Monsieur le président, madame la secrétaire d’État, madame la présidente de la commission des finances, mesdames, messieurs les rapporteurs, mes chers collègues,

Un sixième de l’humanité est encore plongé dans l’extrême pauvreté, dont une majorité de femmes et d’enfants. C’est certes deux fois moins qu’il y a 25 ans, mais cette réalité, encore préoccupante, nous impose de redoubler d’efforts pour éliminer la pauvreté – et non pas seulement la réduire –, conformément aux 17 nouveaux « objectifs de développement durable » adoptés lors du sommet des Nations unies de septembre dernier.

Nous le savons tous ici, la misère est une source de tensions dans de nombreuses régions du monde, fait que les désordres climatiques risquent d’accentuer par le biais de déplacements de populations prévisibles.

Alors, la France doit absolument tenir ses engagements pour contribuer efficacement et de façon significative aux objectifs fixés par la communauté internationale.

Je juge positifs les aménagements à ce projet de budget votés par nos collègues députés. Néanmoins, l’aide publique au développement semble devoir demeurer au niveau de 0,38 % du revenu national brut, encore loin de la cible de 0,7 % que d’autres pays européens sont pourtant parvenus à atteindre.

Comme l’a indiqué notre collègue Yvon Collin, rapporteur spécial de la mission « Aide publique au développement », il eût été préférable, en cette année de grands rendez-vous internationaux sur l’aide au développement, d’afficher un budget plus ambitieux. Néanmoins, complétant ainsi les propositions de nos collègues députés, le Gouvernement a envoyé un signal grâce, notamment, à l’amendement qu’il a déposé visant à majorer de 100 millions d’euros le montant de la taxe sur les transactions financières affecté au Fonds de solidarité pour le développement.

Par ailleurs, le Président de la République a fait lors du sommet de New York des annonces qui pourraient réorienter nos efforts à la hausse. Je m’en réjouis.

Enfin, j’ajouterai que le montant de l’aide publique au développement versé par les pays du Comité d’aide au développement de l’OCDE a atteint en 2014 son plus haut niveau, soit 135,2 milliards de dollars.

Je souhaite cependant souligner que l’aide au continent africain versée dans ce cadre du Comité d’aide au développement a diminué de près de 5 % entre 2013 et 2014.

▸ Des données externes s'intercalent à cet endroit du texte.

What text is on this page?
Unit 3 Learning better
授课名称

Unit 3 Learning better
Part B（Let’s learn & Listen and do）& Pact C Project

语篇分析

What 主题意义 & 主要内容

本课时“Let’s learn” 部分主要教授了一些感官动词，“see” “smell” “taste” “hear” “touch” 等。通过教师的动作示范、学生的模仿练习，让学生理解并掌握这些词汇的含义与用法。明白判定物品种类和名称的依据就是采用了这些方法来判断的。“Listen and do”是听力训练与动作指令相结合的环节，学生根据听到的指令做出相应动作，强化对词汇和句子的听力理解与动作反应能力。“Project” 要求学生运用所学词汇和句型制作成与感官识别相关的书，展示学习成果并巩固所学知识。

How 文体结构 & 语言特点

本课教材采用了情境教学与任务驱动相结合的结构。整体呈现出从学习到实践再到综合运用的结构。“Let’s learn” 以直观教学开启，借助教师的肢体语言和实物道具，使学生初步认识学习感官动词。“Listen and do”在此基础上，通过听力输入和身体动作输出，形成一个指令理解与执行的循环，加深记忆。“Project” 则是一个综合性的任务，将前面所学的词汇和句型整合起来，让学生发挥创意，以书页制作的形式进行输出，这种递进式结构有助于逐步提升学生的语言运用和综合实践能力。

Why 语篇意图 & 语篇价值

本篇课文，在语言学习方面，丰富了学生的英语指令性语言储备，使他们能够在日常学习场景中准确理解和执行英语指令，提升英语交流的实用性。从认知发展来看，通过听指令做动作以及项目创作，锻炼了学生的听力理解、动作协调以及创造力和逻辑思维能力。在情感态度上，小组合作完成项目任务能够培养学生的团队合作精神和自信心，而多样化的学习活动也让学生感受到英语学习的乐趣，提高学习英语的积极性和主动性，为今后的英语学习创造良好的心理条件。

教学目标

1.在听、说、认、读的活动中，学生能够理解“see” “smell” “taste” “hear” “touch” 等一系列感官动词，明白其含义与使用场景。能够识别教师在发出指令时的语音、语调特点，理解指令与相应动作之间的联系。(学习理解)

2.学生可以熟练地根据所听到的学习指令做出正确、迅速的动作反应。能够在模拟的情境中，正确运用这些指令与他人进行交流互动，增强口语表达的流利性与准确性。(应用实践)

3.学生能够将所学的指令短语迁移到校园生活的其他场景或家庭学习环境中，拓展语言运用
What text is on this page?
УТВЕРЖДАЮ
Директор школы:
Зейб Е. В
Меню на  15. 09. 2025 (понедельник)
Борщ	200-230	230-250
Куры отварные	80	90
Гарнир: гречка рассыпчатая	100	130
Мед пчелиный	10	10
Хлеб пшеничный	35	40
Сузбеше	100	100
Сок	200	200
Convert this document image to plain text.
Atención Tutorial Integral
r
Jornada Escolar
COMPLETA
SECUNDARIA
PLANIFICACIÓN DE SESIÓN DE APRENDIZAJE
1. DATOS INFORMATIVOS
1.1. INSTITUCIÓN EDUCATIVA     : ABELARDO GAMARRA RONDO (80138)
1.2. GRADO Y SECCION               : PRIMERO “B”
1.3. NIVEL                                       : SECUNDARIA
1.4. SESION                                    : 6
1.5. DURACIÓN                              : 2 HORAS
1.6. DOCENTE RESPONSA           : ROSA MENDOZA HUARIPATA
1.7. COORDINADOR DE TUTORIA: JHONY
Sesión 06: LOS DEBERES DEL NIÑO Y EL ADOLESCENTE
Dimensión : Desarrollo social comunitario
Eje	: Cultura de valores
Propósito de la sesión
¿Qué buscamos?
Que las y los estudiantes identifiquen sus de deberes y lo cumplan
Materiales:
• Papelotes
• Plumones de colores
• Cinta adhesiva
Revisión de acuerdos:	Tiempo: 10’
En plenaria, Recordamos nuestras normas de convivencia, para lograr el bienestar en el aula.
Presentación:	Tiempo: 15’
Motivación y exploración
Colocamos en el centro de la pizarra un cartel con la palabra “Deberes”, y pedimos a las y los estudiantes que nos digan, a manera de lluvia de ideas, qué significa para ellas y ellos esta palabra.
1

S’agissant de l’aide française, qui nous intéresse directement, là aussi, les moyens fléchés vers l’Afrique se tassent un peu, même si cette zone reste prioritaire. À mon sens, il est important de ne pas relâcher les efforts déployés en direction du continent africain qui, vous le savez, mes chers collègues, est le continent de tous les défis.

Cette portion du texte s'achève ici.